I was busy traveling through Europe for the past couple of weeks, so please forgive the short update and long wait! Much more is on the way for our Locker dwellers.

Trigger warning: suicide.


Hours later, Jack was reclining in the plush chair at his desk, staring over the charts in front of him at the woman in his bed. Lizzy slept fitfully, her brow scrunched, indicating that her dreams were not peaceful despite their joint efforts. He twisted the braided ends of his beard as he watched her; the murderess had free access to his cabin and his limited supply of rum, and he didn't once think that she might not deserve his kindness.

Jack sighed.

He would have stayed behind without her trickery. He would have died for Elizabeth Swann for far less than a kiss. Had that not been clear when he made no move to help load the longboat? Didn't she think he was a good man in those last moments? Jack snorted at that. Of course goodness and kindness led to this. Goodness had never served him well before.

Of course, a far lesser part of him did not wish to see his crew or Bootstrap's son die fighting a battle that wasn't their own, but he could have buried that guilt more easily. His crew knew what they signed on for, and William probably would have died the noble death by his dear fiancée's side that he practically foamed at the mouth for when Jack first met him.

Fiancée. She wasn't even his, and he still would have died for her. Selfishly, because he was certain that Will and Norrington had never died for the girl, but no one else needed to know the underlying motivation.

Funny, the way she seemed to make martyrs of her admirers.

Gods, that kiss— What would a kiss of real gratitude feel like, coming from her?

He took another swig of rum and tried not to think of the dwindling supply.

xXx

She was sprawled atop his sheets, dozing lazily in the muted sunshine. Fully clothed, but a perfect picture of the pirate Jack imagined her to be on the rum runners' isle.

"You killed me." His words were low, more a statement than an accusation. It was the same conversation from earlier, but now she was halfway through a bottle of rum.
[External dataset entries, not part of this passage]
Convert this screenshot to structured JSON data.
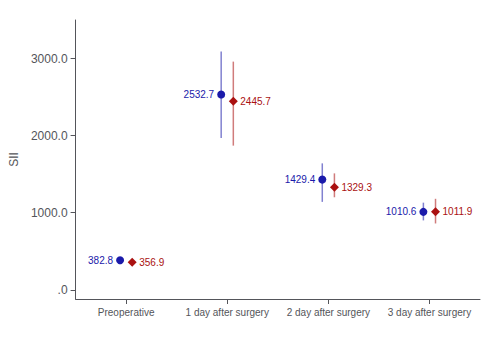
{
  "chart_data": {
    "type": "scatter",
    "ylabel": "SII",
    "categories": [
      "Preoperative",
      "1 day after surgery",
      "2 day after surgery",
      "3 day after surgery"
    ],
    "series": [
      {
        "color": "#1a1aaa",
        "marker": "circle",
        "values": [
          382.8,
          2532.7,
          1429.4,
          1010.6
        ],
        "ci_lower": [
          350,
          1970,
          1140,
          900
        ],
        "ci_upper": [
          420,
          3090,
          1640,
          1130
        ]
      },
      {
        "color": "#aa1111",
        "marker": "diamond",
        "values": [
          356.9,
          2445.7,
          1329.3,
          1011.9
        ],
        "ci_lower": [
          315,
          1870,
          1200,
          860
        ],
        "ci_upper": [
          400,
          2960,
          1510,
          1180
        ]
      }
    ],
    "ylim": [
      -120,
      3500
    ],
    "yticks": [
      {
        "value": 0,
        "label": ".0"
      },
      {
        "value": 1000,
        "label": "1000.0"
      },
      {
        "value": 2000,
        "label": "2000.0"
      },
      {
        "value": 3000,
        "label": "3000.0"
      }
    ],
    "data_labels": true,
    "grid": false
  }
}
Her response was slow and slurred, but immediate. "You left us."

"...That I did, love."

"An' I was angry."

"Oh?"

"You left me for the Kraken, 'nd I thought you were a good man."

"I came back, did I not?"

"After you left."

"Pirate."

Lizzy sighed miserably, and Jack's eyebrows shot up beneath his bandana, his eyes darting to her face. He expected to find something less heart-wrenching and altogether more delightful than the sadness etched into her features, but there it was. The downward curve of her pretty lips, her coffee-eyes scrunched shut, her brows pulled together—all spoke of a conflict greater than Jack necessarily wished to comprehend, so soon after dying.

"'M so sorry, Jack."

They were quiet for a long moment. The anger underneath Jack's breastbone burned too hotly to accept her apology, but her rather voluntary presence in the Locker muted it enough to prevent a scathing reply.

"Why did you come back? Were you going to stay?"

"Why chain me to the mast? Why commit suicide?"

They were silent again, and soon Elizabeth turned over, pulled the quilt up around her chin, and fell asleep.

xXx

Suicide had always left a more bitter taste in Jack's mouth than murder. He wondered idly if Elizabeth killed herself to simply assuage her guilt over condemning him, or whether she possessed more pressing issues that he ought to wheedle out of her at some point.

He wouldn't put up with botched suicide attempts—or worse, a successful one—in the meantime. (He shuddered to think of it. Where would she go, if she already suffered in the Locker? Another place in the Locker? Hell? Not any sort of heaven, at this point. And would she heal if she injured herself and didn't die, or just be some?) As much as he truly tried to hate her, the feeling under his skin was closer to angry disappointment than true hatred. If she left him, it would have been much easier to hate her, but he wouldn't spend an eternity driving his only companion to suicide.

You are not your father. The old mantra slithered through his mind, and Jack cringed. He stopped thinking like that after his first run-in with Cutler Beckett.

Wiping the thought from his mind, Jack leaned back and tilted his hat over his eyes. If he couldn't sleep, he would attempt meditation.

Under the brim of the tricorne, his eyes lingered on the woman in his bed.

Yes, he would meditate on the upcoming onslaught of vexation he would face. What was it Tia Dalma said?

Changing.

Harsh.

Untamable as the sea.

If he were lucky, his heart would stay in his chest where it belonged.